Grab your wallet. Get set ... Panic. With just 13 days until Christmas, retailers are tempting shoppers with pre-Christmas sales, free creche facilities, valet parking and late-night shopping.
Regular shopper and mother-of-one Richelle Dick said Sylvia Park's free creche was a deciding factor in her choice of where to shop.
"Anyone who has ever been shopping with a 2-year-old knows how impossible it is," Dick said. "The creche means I can get everything done really quickly without a crying toddler who doesn't want to be there at all."
Dick said all malls should offer creche facilities, even if only at Christmas.
Newmarket business association manager Ashley Church said the face of shopping had changed markedly.
"People used to wait for Boxing Day to get bargains but mass imports have changed that. There never used to be December sales at all because that was the time businesses maximised profits," he said. "Now there are plenty of pre-Christmas sales and Boxing Day sales are not what they used to be."

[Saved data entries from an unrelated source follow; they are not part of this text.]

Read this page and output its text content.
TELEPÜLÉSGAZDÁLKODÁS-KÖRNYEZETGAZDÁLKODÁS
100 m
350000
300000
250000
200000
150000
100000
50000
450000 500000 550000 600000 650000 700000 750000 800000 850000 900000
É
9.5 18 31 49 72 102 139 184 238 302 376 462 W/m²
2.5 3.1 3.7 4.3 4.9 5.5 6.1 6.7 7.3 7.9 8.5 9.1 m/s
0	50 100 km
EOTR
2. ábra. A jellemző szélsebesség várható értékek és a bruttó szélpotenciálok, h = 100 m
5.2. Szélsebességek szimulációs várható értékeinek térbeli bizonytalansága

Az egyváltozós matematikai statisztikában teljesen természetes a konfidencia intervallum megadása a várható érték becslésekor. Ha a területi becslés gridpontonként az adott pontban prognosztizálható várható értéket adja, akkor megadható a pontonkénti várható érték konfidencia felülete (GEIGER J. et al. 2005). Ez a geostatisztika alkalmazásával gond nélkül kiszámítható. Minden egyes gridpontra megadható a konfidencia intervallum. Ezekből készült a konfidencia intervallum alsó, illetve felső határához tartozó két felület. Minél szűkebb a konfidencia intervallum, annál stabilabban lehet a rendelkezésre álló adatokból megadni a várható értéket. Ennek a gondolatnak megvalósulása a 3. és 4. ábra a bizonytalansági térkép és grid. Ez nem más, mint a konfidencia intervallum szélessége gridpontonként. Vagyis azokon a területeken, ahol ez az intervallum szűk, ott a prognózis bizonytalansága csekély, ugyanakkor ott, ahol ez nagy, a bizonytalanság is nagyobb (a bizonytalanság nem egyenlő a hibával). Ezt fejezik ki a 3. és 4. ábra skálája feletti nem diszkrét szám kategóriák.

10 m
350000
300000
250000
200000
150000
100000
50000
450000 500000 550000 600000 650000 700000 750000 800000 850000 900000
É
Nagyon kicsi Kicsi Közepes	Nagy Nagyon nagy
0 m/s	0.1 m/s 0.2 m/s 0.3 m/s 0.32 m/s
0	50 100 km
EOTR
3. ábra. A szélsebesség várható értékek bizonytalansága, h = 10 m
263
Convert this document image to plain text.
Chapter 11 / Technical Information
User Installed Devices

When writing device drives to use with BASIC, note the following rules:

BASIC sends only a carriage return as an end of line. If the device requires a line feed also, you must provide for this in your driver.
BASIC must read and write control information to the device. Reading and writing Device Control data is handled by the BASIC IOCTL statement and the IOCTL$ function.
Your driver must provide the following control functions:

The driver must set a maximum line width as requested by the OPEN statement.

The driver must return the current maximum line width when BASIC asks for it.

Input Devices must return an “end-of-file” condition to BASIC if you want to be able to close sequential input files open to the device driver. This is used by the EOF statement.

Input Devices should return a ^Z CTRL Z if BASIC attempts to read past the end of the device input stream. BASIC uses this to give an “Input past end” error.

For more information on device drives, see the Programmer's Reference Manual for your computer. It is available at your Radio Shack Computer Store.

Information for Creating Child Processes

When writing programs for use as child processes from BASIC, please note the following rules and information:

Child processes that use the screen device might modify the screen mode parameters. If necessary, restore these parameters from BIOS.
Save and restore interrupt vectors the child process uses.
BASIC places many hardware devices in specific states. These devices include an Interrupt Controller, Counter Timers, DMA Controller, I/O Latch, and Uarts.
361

Church claimed retailers hadn't been hurt by the growing popularity of online shopping and internet sale sites because shoppers revelled in the "madness" of Christmas shopping.
"Christmas is the time where you put the kids in the car and stress yourself stupid for the day - online shopping is too sterile for Christmas."
With Christmas falling on a Sunday, Church said people would leave shopping until the last minute.
"Saturday will be particularly busy with people doing last-minute shopping."
Santa's Enchanted Forest and popular window displays at Smith and Caughey's on Auckland's Queen St had great "pulling power" said store spokesperson Terry Cornelius.
"It has been building up since the end of the Rugby World Cup and now it is really busy - it is so good to see everyone so positive again," Cornelius said.
Deb McGhie of Westfield St Lukes said Christmas shopping kicked off last weekend but she expected the madness to start this week as the school term ended.